Gustavo Gaiofato é historiador, professor e youtuber no canal História Cabeluda. No dia 03/11/2020, conversamos sobre História e contemporaneidade:
Como surgiu sua ideia de criar conteúdo online?
Sempre tive muito interesse em estudar, investigar especialmente as questões ligadas às ciências humanas. Também sempre quis ser professor. O modelo de criação de conteúdo apareceu com meus estudantes, como demanda da pandemia. E foi tomando um rumo diferente. Tem me feito muito bem propagar essa ideia de conhecimento, de que sua construção pode ser acessada pela coletividade. Algo que também tive desde pequeno é a ideia de dar propósito a ele.
Há pessoas que te inspiram?
Eu tive professores importantes em meu caminho formativo, quem eu olhava e enxergava a paixão, um sentimento particular que eu tenho a sensação de compartilhar: é uma catarse, uma ideia de estar ali, presente.
Vejo referências em pessoas que também moldaram as estruturas de seu próprio tempo. Desde moleque me vi admirado pela figura do Che. Pela de Jorge Amado, quem contatei pela literatura logo no colégio. Há quem eu considere genial, como Marx e Engels; e quem possuo profunda admiração por, como Adorno e Malcom X.
Vou fazer mais um top 3: José Sérgio Fonseca de Carvalho, meu professor de introdução de estudos da educação com enfoque filosófico, quem me fez olhar para a ideia de aprendizagem sob uma outra perspectiva. A professora da licenciatura Adriana Bauer, quem me deu muitas ferramentas para aprender processos da escola. E uma das minhas inspirações máximas, Walter Benjamin.
Por fim, cito uma pessoa muito inteligente, que tem uma bagagem cultural sensacional, por quem tenho grande carinho e admiração: Guilherme Terreri/Rita von Hunty.
O que são as ciências humanas, que parecem te encantar?
“Ciências humanas” é uma expressão que denota uma grande multiplicidade de ações e pensamentos. Ela traz enorme complexidade da condição humana, das condições que perfazem a identidade da humanidade.
Estas ciências são apoiadas na filosofia – que não é uma ciência humana. A filosofia é a filosofia, como diz Heidegger ao questionar como poderia ela ser ciência, se a ciência é gerada a partir da indagação filosófica. Antes da filosofia, pois, existe o filosofar. Isso permeia muito o ambiente da formação do que são as ciências humanas.
E o que é a História?
Puxando Walter Benjamin, a História se encaixa no contexto das ciências humanas porque não é somente o registro dos acontecimentos. Essa é uma parte dela mecânica, regulada. História é o ato de se contar alguma coisa, o ato de lembrar, mais do que memorizar.
Pensemos em um jogo de memória: você destaca as cartas, lembra de onde estão, e assim que as localiza, acabou. A História por muito tempo foi pensada desse jeito, e ainda é, como visto, por exemplo, em aulas voltadas ao vestibular.
É falacioso pensar em estudar História para aprender sobre o passado e não cometer seus erros no futuro. O passado não está encerrado, está aqui. São os fantasmas que percorrem nossos espaços.

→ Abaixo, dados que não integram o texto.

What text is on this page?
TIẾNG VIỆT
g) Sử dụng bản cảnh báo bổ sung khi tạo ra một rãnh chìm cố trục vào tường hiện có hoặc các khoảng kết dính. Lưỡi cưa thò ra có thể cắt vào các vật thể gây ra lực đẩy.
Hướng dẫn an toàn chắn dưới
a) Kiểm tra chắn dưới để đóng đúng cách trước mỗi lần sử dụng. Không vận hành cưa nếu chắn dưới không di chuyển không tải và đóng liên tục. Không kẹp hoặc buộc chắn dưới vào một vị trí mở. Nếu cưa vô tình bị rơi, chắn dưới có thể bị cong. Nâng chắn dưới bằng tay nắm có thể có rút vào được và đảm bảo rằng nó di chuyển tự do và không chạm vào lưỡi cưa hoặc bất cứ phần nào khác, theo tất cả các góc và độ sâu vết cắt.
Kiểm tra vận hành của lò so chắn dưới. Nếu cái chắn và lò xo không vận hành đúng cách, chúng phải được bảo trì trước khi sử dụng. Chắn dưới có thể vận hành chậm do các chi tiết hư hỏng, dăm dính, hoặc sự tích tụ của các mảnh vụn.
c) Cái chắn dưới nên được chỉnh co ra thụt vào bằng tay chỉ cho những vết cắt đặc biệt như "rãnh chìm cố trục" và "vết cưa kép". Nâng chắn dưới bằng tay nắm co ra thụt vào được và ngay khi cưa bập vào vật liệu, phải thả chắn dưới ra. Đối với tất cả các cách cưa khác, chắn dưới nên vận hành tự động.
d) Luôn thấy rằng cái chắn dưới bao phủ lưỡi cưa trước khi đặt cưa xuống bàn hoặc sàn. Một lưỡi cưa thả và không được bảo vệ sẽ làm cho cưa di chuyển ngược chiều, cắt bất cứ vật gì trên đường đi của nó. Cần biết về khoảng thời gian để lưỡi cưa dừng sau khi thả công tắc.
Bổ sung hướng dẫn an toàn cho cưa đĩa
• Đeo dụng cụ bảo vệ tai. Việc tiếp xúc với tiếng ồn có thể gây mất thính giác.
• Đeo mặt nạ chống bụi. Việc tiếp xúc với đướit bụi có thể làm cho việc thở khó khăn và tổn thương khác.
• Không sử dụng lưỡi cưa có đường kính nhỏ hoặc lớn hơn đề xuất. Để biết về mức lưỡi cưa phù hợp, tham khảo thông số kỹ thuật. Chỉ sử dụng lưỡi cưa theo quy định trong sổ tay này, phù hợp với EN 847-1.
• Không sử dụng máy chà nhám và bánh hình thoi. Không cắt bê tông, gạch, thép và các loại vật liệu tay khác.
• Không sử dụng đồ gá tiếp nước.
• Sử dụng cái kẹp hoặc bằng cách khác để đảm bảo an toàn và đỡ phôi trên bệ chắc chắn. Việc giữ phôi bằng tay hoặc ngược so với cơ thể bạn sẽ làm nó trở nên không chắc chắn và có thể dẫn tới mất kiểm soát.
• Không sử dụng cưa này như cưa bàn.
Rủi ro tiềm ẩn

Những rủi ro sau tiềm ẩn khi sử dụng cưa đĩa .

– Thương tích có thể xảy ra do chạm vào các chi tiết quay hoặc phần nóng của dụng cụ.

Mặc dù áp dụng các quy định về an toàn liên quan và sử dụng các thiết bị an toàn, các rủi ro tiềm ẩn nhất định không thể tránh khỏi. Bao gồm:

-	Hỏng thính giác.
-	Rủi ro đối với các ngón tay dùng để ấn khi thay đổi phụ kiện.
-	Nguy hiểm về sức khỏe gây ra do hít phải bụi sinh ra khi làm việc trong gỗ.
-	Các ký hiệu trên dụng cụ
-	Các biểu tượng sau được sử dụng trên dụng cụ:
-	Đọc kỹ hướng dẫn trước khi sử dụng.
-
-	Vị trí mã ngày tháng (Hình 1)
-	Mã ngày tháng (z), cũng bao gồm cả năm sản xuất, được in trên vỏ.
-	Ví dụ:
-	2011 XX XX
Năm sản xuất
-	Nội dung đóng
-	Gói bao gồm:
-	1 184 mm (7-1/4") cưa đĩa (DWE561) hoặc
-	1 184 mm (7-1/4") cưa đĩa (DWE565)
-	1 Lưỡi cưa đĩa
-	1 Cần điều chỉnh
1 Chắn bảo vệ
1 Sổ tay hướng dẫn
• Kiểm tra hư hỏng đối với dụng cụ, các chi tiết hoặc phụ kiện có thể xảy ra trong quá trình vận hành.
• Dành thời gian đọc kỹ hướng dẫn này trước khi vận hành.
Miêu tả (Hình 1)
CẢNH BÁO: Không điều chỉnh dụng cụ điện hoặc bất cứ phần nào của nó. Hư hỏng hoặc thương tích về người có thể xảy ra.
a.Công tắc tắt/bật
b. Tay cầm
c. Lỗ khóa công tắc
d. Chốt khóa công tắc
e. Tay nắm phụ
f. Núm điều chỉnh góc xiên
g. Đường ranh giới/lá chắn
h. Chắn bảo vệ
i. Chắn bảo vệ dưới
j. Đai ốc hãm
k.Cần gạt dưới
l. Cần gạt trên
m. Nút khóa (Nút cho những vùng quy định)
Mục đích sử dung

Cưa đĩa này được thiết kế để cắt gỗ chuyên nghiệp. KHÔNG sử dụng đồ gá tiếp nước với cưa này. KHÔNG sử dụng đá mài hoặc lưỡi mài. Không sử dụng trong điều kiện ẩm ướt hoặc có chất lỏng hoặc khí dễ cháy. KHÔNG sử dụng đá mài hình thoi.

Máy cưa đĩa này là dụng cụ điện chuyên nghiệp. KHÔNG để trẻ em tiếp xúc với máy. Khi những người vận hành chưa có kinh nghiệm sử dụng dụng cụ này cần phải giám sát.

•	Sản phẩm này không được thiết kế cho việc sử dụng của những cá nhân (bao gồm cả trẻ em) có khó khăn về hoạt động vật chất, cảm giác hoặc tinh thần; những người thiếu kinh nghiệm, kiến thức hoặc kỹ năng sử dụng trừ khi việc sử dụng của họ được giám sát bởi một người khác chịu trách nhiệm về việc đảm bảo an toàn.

Vejo a História como um processo de resgaste, não do fato pelo fato em si, mas a partir de uma óptica de retomar aquele evento e percebê-lo como um evento em si mesmo.
A História é neutra?
Pensemos que a História foi escrita, definida por alguém. Assim, não tem a neutralidade de um jogo da memória, está besuntada de ideias. A humanidade não é neutra. Vemos hoje que a neutralidade representa um passo ao abismo do fascismo. Como materialista histórico, digo que, se a História é um produto das relações humanas, não pode ser esvaziada de sentido e propósito. Este, mais que constatação de fatos, é a permissão de um olhar crítico ao passado, um lembrar, o que é diferente de memorização. A memória é algo pouco fértil, que você grava e acessa. A lembrança é algo que perpassa pelo ideal de retomada daquilo para você, de revivência.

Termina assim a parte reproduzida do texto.